The code chunk below is used to install and load the required packages onto RStudio.
packages = c('sf', 'tmap', 'tidyverse',
'lubridate', 'clock', 'sftime',
'rmarkdown', 'dplyr', 'readr')
for (p in packages){
if(!require(p, character.only = T)){
install.packages(p)
}
library(p,character.only = T)
}
The code chunk below is used to load the necessary data.
buildings <- read_sf("data/takehome_exercise_5/Buildings.csv",
options = "GEOM_POSSIBLE_NAMES=location")
schools <- read_csv("data/takehome_exercise_5/Schools.csv")
pubs <- read_csv("data/takehome_exercise_5/Pubs.csv")
apartments <- read_csv("data/takehome_exercise_5/Apartments.csv")
employers <- read_csv("data/takehome_exercise_5/Employers.csv")
restaurants <- read_csv("data/takehome_exercise_5/Restaurants.csv")
checkInJournal <- read_csv("data/takehome_exercise_5/CheckInJournal.csv")
The buildings dataset represents every building in Engagement. However, it does not give enough information about what each building is. To do that, we have to combine it with the apartments, employers, pubs, restaurants and schools datasets. We do that with the code chunks below.
# Reformat datasets apartments, employers, pubs and restaurants
# Apartments
apartments <- apartments[,c("buildingId", "maxOccupancy")]
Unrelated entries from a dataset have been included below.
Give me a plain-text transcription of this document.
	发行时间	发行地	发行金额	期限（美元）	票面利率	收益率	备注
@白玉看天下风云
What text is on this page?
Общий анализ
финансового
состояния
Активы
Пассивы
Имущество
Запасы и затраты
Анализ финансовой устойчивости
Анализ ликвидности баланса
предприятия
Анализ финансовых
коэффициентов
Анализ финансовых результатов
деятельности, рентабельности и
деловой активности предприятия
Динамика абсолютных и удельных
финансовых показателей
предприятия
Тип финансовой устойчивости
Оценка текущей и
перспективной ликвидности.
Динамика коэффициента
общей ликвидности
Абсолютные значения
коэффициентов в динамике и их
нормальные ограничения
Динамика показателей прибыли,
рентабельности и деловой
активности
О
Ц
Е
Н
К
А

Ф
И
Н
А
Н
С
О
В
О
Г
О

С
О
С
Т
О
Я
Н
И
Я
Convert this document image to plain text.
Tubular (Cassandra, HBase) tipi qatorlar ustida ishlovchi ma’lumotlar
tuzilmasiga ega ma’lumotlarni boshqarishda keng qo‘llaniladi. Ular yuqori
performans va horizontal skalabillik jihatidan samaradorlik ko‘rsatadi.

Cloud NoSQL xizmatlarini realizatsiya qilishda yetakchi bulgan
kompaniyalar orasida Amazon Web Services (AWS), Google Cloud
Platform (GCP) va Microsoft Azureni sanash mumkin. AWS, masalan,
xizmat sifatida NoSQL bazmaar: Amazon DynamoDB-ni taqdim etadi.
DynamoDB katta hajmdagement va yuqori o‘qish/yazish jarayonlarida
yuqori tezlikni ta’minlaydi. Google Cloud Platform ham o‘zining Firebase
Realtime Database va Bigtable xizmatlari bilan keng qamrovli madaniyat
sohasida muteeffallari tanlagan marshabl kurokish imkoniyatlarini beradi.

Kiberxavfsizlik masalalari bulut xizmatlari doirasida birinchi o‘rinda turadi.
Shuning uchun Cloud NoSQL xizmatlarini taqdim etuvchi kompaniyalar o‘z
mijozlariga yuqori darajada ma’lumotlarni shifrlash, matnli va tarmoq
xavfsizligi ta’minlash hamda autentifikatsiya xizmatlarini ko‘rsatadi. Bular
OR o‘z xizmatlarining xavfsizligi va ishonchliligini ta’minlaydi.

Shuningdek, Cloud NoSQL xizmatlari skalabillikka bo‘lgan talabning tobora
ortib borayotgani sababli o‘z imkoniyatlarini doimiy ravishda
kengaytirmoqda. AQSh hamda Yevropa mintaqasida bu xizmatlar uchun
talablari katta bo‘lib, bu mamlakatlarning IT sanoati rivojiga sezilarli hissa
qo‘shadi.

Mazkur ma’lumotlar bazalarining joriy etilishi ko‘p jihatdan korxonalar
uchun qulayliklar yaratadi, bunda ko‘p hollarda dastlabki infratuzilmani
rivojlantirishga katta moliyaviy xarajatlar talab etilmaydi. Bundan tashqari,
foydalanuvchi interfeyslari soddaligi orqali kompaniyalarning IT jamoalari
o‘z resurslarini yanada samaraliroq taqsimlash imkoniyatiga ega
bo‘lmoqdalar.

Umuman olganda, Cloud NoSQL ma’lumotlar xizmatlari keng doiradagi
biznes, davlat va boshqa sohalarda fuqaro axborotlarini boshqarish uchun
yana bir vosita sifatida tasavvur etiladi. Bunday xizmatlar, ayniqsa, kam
apartments$buildingType <- "Apartment"
# Employers
employers <- employers[,c("buildingId")]
employers$maxOccupancy <- ""
employers$buildingType <- "Employer"
# Pubs
pubs <- pubs[,c("buildingId", "maxOccupancy")]
pubs$buildingType <- "Pub"
# Restaurants
restaurants <- restaurants[,c("buildingId", "maxOccupancy")]
restaurants$buildingType <- "Restaurant"
# Schools
schools <- schools[,c("buildingId", "maxEnrollment")]
schools$buildingType <- "School"
names(schools)[names(schools) == 'maxEnrollment'] <- "maxOccupancy"
# Combine reformatted datasets
intermediate_buildings <- rbind(apartments, employers, pubs, restaurants, schools)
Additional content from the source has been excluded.